VCU awarded Inclusive Excellence grant

Virginia Commonwealth University was one of 33 schools selected to receive a $1 million grant award from the Howard Hughes Medical Institute for its 2018 Inclusive Excellence initiative. The award, which contributes to the Make It Real Campaign for VCU, aims to help the university find ways to engage more students in science – especially those from underrepresented groups, such as minorities, first-generation students and working adults with families.

The 33 selected schools join the 24 selected in 2017, making a total of 57 schools that will each receive $1 million in grant support over five years. The schools will work with the institute and its partner, the Association of American Colleges & Universities, to implement culture change.

For VCU, changing the culture means partnering with John Tyler and J. Sargeant Reynolds community colleges to transform the way that faculty engage with students in science, technology, engineering and math courses and to foster a STEM-nurturing environment that can support and respond to the needs of a diverse student body.

“The HHMI Initiative at VCU will accelerate our university’s curricular and co-curricular transformation efforts designed to promote undergraduate student engagement, learning and success,” says Aashir Nasim, Ph.D., vice president for inclusive excellence. “The initiative’s inclusive excellence strategy focused on STEM education will both enhance and expand our university’s capacity to support an increasingly diverse and dynamic student population.”
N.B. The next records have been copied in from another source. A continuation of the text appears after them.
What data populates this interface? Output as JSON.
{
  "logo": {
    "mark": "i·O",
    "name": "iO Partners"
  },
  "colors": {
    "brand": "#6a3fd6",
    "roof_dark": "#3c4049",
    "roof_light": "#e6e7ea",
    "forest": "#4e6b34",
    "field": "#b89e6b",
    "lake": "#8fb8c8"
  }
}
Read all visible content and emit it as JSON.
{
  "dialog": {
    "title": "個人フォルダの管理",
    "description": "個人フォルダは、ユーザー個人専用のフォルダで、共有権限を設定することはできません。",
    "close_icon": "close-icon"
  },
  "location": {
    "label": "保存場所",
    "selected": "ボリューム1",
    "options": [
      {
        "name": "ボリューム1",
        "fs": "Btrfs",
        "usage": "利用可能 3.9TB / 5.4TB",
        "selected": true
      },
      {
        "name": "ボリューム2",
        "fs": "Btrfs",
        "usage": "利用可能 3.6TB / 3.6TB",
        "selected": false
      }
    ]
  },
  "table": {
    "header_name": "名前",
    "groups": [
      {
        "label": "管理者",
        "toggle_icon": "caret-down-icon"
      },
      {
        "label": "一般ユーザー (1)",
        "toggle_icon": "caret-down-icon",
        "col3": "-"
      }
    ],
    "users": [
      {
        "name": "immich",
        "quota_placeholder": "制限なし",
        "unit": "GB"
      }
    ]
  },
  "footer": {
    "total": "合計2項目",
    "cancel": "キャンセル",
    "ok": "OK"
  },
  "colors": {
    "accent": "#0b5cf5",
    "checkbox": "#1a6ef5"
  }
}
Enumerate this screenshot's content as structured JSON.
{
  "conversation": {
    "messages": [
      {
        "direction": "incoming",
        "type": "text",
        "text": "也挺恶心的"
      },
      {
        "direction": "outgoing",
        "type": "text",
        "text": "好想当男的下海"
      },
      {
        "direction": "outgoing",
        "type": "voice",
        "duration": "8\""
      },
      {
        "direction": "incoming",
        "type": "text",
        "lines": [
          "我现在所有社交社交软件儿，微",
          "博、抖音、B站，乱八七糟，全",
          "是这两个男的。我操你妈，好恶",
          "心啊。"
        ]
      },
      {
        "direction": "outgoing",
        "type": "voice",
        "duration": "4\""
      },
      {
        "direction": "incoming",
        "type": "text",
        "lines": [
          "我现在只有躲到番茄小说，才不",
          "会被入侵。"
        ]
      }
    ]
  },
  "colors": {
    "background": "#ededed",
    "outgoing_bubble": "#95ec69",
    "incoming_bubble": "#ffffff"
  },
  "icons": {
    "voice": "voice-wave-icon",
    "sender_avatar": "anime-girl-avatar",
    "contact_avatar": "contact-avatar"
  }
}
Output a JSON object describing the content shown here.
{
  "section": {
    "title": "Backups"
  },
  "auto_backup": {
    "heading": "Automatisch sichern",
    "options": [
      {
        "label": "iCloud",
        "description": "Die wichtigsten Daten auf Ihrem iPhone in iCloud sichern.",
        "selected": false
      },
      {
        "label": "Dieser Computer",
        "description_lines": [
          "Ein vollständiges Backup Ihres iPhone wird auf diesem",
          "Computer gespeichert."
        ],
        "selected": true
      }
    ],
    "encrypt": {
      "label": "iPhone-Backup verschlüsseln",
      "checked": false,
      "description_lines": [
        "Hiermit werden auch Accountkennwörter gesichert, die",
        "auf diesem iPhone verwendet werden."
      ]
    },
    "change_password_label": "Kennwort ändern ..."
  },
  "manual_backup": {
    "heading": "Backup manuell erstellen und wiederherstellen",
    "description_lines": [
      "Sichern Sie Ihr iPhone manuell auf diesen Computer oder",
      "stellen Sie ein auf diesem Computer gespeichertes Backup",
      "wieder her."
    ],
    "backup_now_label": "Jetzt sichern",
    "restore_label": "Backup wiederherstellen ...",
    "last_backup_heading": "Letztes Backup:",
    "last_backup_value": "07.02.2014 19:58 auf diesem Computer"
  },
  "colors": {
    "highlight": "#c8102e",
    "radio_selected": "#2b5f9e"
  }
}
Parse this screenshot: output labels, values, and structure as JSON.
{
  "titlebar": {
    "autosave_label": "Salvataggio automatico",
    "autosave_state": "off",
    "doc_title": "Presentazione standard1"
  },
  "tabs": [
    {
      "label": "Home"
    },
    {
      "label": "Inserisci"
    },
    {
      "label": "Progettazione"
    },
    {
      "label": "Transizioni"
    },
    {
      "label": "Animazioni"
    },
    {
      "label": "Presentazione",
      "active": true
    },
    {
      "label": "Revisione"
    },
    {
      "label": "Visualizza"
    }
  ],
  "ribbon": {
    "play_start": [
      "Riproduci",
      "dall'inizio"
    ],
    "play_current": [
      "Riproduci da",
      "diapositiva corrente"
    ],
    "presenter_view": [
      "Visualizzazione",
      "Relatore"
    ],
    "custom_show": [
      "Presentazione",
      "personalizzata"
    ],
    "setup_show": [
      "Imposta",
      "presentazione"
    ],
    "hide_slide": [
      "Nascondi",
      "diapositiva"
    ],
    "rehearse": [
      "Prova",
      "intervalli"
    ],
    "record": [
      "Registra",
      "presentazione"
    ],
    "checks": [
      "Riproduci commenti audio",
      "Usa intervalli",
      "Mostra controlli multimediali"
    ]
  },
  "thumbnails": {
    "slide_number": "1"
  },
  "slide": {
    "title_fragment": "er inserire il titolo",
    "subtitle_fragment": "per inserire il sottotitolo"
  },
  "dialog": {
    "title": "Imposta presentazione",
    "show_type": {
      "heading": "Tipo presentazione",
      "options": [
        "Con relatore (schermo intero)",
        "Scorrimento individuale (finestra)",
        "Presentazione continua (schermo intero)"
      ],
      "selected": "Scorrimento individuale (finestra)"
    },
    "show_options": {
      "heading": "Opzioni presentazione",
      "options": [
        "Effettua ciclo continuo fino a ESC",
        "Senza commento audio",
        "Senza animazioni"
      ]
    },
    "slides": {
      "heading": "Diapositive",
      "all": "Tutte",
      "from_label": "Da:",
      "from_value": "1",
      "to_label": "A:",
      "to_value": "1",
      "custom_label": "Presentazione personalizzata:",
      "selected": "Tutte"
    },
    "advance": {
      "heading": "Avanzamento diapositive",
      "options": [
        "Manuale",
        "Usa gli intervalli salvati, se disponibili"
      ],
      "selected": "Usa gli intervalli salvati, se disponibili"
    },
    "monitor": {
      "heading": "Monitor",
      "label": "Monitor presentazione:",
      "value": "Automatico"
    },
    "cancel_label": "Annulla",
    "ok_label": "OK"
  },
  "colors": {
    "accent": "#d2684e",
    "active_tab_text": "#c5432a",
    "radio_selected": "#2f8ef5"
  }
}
More than 7,000 students – the majority of which will be transfer students – and 75 faculty members from VCU, John Tyler and Reynolds will benefit from the grant, says Rosalyn Hobson Hargraves, Ph.D., program director for the initiative and associate vice president for assessment and transformation in the Division for Inclusive Excellence.

“The HHMI Inclusive Excellence award will position VCU and our community college partners, John Tyler Community College and J. Sargent Reynolds, to increase the use of inclusive pedagogy in STEM classes, build the administrative infrastructure for transfer students and enhance institutional climate to promote student success,” Hargraves says.

The goals for the grant also include establishing the Science Learning Center, an incubator for innovative programs and collaborations to serve VCU’s STEM students.

To facilitate idea sharing among grantee colleges and universities, the institute has assigned each school to a Peer Implementation Cluster, a community of four to five Inclusive Excellence schools. Each school will receive funding from HHMI to support its participation.

A version of this article was previously published by VCU News.